Bu mesele sadece siyasi bir konu değil, küresel bir adalet meselesidir. Ve bu mücadele, birkaç ülkenin inisiyatifine bırakılacak kadar basit değildir.
Ne Yapılabilir?
Uluslararası hukukun işletilmesi şart. İsrail’in savaş suçlarından sorumlu tutulması için uluslararası mahkemelerin daha etkin işlemesi gerekiyor. Trump ve onun desteklediği İsrail yönetimi, işlediği insan hakları ihlallerinin hesabını vermelidir.
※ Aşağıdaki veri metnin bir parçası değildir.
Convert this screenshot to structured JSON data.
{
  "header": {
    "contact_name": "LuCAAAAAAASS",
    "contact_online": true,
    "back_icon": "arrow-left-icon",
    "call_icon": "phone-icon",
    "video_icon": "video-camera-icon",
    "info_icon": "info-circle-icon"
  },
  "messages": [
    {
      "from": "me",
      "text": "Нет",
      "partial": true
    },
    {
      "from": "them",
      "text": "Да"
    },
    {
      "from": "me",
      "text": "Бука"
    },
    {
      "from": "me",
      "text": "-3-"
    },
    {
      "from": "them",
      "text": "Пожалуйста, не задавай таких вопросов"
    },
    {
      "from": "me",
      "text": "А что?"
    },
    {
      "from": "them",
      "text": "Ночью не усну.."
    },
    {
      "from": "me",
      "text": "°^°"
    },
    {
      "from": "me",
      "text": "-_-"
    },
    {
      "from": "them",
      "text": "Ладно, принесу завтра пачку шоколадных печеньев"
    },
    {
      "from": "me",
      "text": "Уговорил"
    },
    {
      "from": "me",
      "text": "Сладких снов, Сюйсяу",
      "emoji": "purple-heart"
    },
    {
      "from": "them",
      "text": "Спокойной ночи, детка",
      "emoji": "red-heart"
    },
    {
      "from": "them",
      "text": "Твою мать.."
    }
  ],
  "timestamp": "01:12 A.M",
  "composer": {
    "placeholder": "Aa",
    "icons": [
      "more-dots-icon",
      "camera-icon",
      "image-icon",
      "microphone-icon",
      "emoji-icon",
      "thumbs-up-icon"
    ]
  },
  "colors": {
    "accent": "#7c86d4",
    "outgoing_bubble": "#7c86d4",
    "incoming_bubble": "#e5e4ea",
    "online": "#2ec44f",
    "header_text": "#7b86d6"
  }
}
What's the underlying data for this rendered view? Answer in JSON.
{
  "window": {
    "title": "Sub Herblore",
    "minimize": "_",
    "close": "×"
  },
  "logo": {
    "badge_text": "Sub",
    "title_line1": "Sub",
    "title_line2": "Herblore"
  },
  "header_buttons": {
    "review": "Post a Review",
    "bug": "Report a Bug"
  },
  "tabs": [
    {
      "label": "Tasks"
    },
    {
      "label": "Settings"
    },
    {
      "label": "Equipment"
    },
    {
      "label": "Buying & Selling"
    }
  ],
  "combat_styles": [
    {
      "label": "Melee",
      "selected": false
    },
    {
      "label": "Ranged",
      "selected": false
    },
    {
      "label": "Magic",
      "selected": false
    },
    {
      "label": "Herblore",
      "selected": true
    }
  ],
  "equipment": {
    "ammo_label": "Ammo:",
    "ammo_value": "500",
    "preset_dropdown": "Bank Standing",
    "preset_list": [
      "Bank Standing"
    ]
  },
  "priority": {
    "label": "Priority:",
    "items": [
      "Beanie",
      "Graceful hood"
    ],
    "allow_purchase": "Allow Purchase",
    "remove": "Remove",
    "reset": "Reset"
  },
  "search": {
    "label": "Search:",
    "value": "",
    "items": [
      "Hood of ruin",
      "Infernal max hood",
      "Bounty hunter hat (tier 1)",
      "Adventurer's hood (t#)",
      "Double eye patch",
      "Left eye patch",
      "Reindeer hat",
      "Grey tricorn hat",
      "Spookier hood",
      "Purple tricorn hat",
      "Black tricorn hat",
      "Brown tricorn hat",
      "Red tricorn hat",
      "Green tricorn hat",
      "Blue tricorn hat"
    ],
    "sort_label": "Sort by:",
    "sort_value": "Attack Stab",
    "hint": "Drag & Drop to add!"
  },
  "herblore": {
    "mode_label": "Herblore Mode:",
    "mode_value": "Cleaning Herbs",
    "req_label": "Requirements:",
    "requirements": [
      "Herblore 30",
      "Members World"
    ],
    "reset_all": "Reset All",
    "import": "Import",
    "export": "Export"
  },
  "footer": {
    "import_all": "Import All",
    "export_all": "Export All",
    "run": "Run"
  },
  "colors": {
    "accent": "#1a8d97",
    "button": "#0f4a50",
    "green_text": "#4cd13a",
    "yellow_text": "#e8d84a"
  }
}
Sivil toplumun sesi yükselmeli. Gazze’de katliamlar yaşanırken dünyanın suskun kalması, zulmü artırıyor. İnsan hakları örgütleri ve sivil toplum kuruluşları daha aktif olmalı.
Ekonomik yaptırımlar devreye girmeli. İsrail’i ekonomik olarak destekleyen şirketlere yönelik boykot kampanyaları güçlendirilmeli. Çünkü ekonomik destek kesildiğinde, savaş politikaları da zayıflar. Trump ve onun temsil ettiği düzen, sadece politik bir sorun değil, insanlık onuruna yönelik bir tehdittir. Eğer insan kalmayı seçiyorsak, bu zulme sessiz kalmamalıyız.
Çünkü adaletin sustuğu yerde, zulüm büyür.